Even though the OOO auto-replies are on for a lot of folks, I’m here. On Tuesday, I’m headed to Laude’s Open Frontier forum in SF, where a bunch of leading AI researchers will be sharing thoughts about the state of open source, concentration of power, and where things are headed next. Stay tuned for takeaways. Today, I’ve got an inside look at Cursor’s big launch and a feed check.
The recent rise of AI coding agents has led engineers to use computers in unnatural ways. “You see engineers walking around with little devices to keep the laptop from closing, to keep their agents alive,” Kevin Niparko, Cursor’s product lead, told me today.
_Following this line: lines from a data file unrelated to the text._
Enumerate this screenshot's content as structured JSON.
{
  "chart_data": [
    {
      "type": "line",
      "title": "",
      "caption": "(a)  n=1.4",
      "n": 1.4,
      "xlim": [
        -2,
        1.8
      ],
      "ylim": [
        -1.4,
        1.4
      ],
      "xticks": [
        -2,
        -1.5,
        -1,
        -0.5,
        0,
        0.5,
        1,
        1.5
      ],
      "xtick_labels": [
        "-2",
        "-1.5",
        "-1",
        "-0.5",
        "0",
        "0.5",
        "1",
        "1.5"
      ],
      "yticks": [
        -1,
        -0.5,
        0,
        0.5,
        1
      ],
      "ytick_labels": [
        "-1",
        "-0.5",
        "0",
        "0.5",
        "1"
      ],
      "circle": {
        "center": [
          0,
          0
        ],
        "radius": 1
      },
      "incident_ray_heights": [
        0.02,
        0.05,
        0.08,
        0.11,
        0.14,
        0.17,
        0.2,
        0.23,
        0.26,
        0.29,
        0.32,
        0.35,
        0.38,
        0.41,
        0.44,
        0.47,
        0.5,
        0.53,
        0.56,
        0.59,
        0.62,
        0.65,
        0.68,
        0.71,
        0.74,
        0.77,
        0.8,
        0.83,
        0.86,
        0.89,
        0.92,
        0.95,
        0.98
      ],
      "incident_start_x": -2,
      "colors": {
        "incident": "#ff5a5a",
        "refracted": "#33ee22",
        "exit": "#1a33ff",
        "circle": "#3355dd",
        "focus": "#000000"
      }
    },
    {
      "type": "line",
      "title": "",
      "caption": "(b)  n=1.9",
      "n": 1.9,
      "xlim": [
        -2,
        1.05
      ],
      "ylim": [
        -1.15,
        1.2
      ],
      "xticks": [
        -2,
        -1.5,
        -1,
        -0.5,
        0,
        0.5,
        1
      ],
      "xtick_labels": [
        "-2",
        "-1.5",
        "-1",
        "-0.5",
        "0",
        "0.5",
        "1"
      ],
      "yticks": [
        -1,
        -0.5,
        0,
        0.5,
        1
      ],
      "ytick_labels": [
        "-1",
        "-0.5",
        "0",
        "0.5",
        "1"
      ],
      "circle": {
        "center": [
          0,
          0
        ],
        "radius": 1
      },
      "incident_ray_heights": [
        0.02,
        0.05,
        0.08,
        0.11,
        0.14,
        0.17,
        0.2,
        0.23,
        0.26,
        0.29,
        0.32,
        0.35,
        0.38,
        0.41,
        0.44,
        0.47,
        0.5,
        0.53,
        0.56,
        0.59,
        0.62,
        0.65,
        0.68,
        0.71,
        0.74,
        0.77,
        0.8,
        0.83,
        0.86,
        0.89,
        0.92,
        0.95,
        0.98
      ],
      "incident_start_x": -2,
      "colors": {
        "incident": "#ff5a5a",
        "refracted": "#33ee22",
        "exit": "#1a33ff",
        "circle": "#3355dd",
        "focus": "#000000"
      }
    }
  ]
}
The new Cursor iPhone app hopes to change that. Released today on the iOS App Store, it lets you control cloud agents or remotely control the Mac minis on your desk, with integrated voice control, push notifications, and live activity tracking.
The new app is part of a growing trend of AI coding moving to phones. Codex has lived inside ChatGPT since May, and the Claude mobile app has been able to interface with Claude Code on a connected desktop for longer. Cursor’s bet is that a dedicated app beats one bolted onto a chatbot.